Mutation analysis of the receptor tyrosine kinase (RET) related genes, the glial cell line-derived neurotrophic factor (GDNF) gene and the neurturin (NTN) gene in Hirschsprung disease: Tetsuo SAKAI, Yasushi NAGASHIMA, Osamu YANAGIDA, Yoshihiro KUROKI and Akira WAKIZAKA. (Dept. of Biochem. & Molec. Biol., Kyorin Univ. Sch. Med.)

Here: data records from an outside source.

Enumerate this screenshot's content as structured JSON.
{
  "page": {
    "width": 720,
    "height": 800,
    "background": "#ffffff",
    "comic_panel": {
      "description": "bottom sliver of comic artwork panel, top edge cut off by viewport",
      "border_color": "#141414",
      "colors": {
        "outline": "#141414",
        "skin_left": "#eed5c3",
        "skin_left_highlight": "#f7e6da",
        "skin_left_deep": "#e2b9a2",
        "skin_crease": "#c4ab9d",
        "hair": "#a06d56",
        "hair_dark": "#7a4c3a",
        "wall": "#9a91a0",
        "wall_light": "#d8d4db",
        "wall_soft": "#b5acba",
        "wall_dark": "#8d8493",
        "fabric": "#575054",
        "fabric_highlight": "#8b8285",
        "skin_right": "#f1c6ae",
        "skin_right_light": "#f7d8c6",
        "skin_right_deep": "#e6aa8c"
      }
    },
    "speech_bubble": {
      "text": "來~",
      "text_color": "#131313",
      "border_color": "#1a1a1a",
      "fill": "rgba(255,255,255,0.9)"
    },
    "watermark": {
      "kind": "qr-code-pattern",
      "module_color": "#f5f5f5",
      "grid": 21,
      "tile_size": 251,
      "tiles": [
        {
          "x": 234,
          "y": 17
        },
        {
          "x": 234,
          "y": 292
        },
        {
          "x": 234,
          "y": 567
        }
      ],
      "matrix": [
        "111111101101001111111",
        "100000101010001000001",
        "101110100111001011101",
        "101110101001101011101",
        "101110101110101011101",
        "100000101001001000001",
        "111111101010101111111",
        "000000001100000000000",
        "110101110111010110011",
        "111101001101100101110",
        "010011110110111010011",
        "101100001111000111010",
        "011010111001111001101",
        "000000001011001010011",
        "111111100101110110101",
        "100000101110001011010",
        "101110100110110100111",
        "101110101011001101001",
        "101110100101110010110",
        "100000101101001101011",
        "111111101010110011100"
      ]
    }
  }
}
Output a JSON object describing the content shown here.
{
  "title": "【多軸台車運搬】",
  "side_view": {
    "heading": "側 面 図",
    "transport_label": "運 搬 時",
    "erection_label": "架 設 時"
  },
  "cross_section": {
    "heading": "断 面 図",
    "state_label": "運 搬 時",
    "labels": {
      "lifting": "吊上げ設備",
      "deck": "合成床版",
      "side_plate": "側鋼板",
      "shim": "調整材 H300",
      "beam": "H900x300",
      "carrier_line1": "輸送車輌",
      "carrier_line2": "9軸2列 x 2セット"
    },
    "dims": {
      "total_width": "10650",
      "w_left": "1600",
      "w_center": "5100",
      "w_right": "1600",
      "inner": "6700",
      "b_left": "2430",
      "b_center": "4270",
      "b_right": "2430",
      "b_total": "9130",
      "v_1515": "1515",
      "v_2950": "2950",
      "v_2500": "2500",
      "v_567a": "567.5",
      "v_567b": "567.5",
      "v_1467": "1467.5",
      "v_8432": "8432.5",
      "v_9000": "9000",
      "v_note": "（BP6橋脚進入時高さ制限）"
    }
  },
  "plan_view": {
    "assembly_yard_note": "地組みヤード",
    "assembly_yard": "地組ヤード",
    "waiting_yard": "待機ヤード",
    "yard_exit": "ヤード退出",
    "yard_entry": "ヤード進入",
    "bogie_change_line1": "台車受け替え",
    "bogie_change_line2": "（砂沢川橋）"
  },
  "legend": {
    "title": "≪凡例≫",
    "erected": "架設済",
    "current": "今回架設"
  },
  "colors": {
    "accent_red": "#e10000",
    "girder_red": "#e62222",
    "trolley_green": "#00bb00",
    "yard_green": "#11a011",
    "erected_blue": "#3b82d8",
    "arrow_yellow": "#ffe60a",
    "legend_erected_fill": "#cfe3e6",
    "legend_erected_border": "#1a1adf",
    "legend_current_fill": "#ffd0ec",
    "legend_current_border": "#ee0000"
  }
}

The receptor tyrosine kinase (RET) proto-oncogene alteration have been demonstrated as disease-causative mutations in five different disease entities; Hirschsprung disease (HSCR); papillary thyroid carcinoma (PTC); and three types of inherited cancer syndromes: multiple endocrine neoplasia (MEN) 2A, MEN 2B, and familial medullary thyroid carcinoma (FMTC). GDNF (glial cell line-derived neurotrophic factor) and NTN (neurturin) have been discovered as the ligands for RET. We examined 21 HSCR patients for their DNA sequences in these three genes by the direct sequencing techniques, and found five nucleotidic changes in the RET proto-oncogene. However, one mutation was detected in non-coding region in the exon 1 of the GDNF gene ( -25 T to C ) and no nucleotidic transition was observed in NTN gene so far. This results suggest that mutations in GDNF or NTN itself are neither necessary nor sufficient to cause HSCR, but the GDNF and NTN gene might be involved in the modulation of the HSCR phenotype via its interaction with other susceptible loci, such as RET.